The ALJ also found that Kroger's activities of daily living have been "fairly normal," but he did not expressly weigh Kroger's activities of daily living against her testimony. Instead, he compared Kroger's activities of daily living with Goetz's testimony in determining that Goetz was not credible. As stated above, however, Kroger has experienced a marked decrease in her ability to perform her activities of daily living since her back injury and carpal tunnel syndrome/ osteoarthritis. She struggles to complete chores without needing a break, does not cook as often, is unable to do the laundry, cannot vacuum more than one room at time, sometimes can do buttons and zippers and sometimes cannot, needs help hooking her bra; cannot make the bed, cannot do all of the dishes at one time, cannot go grocery shopping alone, cannot carry a basket of clothes downstairs to do the laundry, typically does not drive, cannot ride in a car more than 30 minutes without needing to lie down in the backseat, and needs to sit in chairs with arms or needs other help to stand up from the chair. AR 38-51. The record as a whole does not support the ALJ's conclusion that Kroger can complete "fairly normal" activities of daily living.

Kroger argues that the other Polaski factors, the "duration, frequency and intensity of the pain," and "precipitating and aggravating factors," as discussed in Dr. Prasek's September 18, 2009, source statement support a finding that Kroger is credible. The Commissioner did not discuss these factors. Kroger's back issues began in 2006, and, thus, existed for three years at the time of the ALJ hearing. Kroger experiences a base pain level of five on a scale of zero to ten, but the pain can flare up to a six or a seven if she does certain activities. The pain is aggravated by numerous activities such as sitting or standing without a break for a long period of time. These factors weigh in favor of finding Kroger credible, but were not discussed by the ALJ.

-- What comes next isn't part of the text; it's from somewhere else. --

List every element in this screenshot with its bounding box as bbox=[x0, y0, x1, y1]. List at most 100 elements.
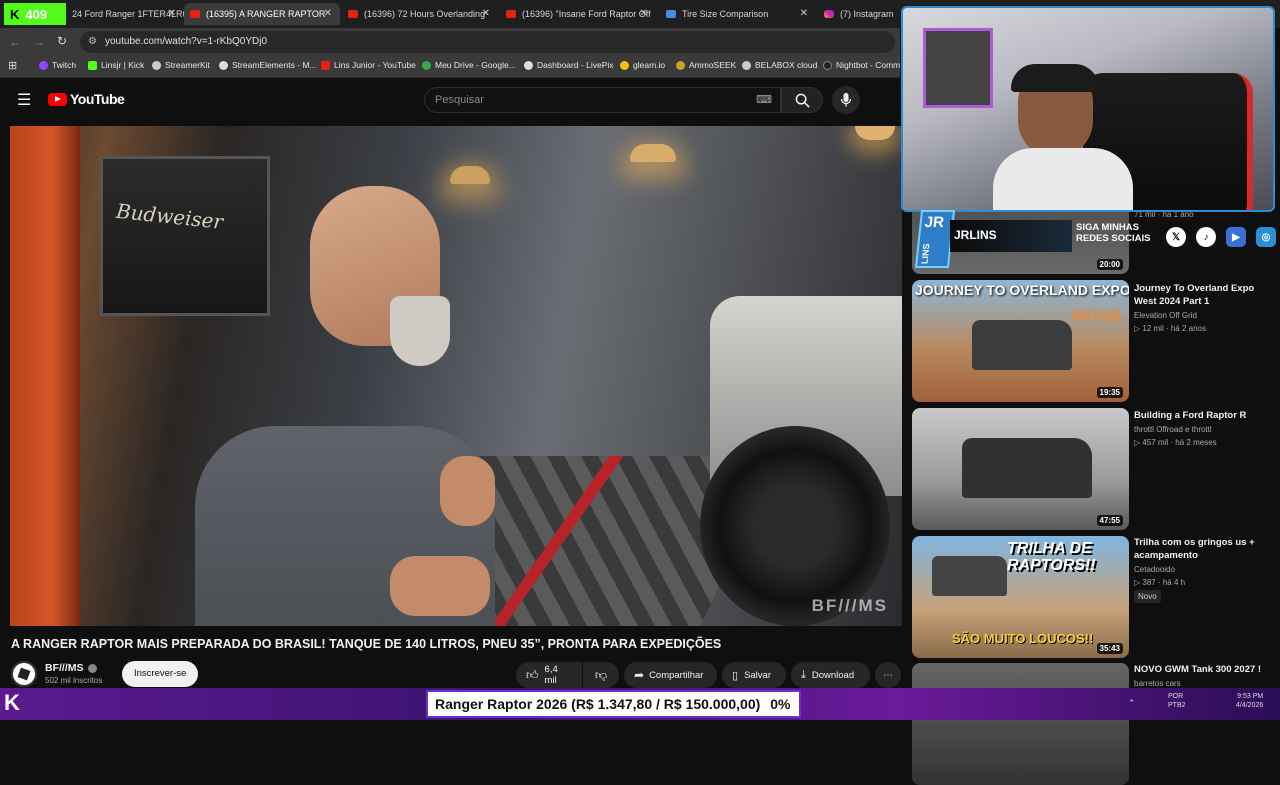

If the ALJ would have credited Kroger's testimony about the pain she experiences and her ability to perform activities of daily living, then the hypothetical questions to the VE would have to be altered. Thus, on remand, the ALJ should, consistent with this opinion, revise Kroger's RFC and propose appropriate hypothetical questions to the VE.

V. Ability to Work

Kroger argues that substantial evidence does not support the hypothetical questions posed to the VE. Because the court has remanded this case to the ALJ for other reasons for reconsideration of Kroger's RFC, on remand the ALJ should also reconsider the hypothetical questions posed to the VE.

CONCLUSION

Because the court finds that the ALJ erred in determining that Kroger's carpal tunnel syndrome/arthritis was not a severe impairment and discounting both Dr. Prasek's opinion and Kroger's testimony about her subjective complaints of pain, the court remands to the ALJ for further proceedings. Accordingly, it is

ORDERED that the Commissioner of Social Security's decision denying Dianne M. Kroger's claim for SSI under Title XVI of the Social Security Act is reversed and this matter is remanded to the Commissioner for further proceedings consistent with this opinion.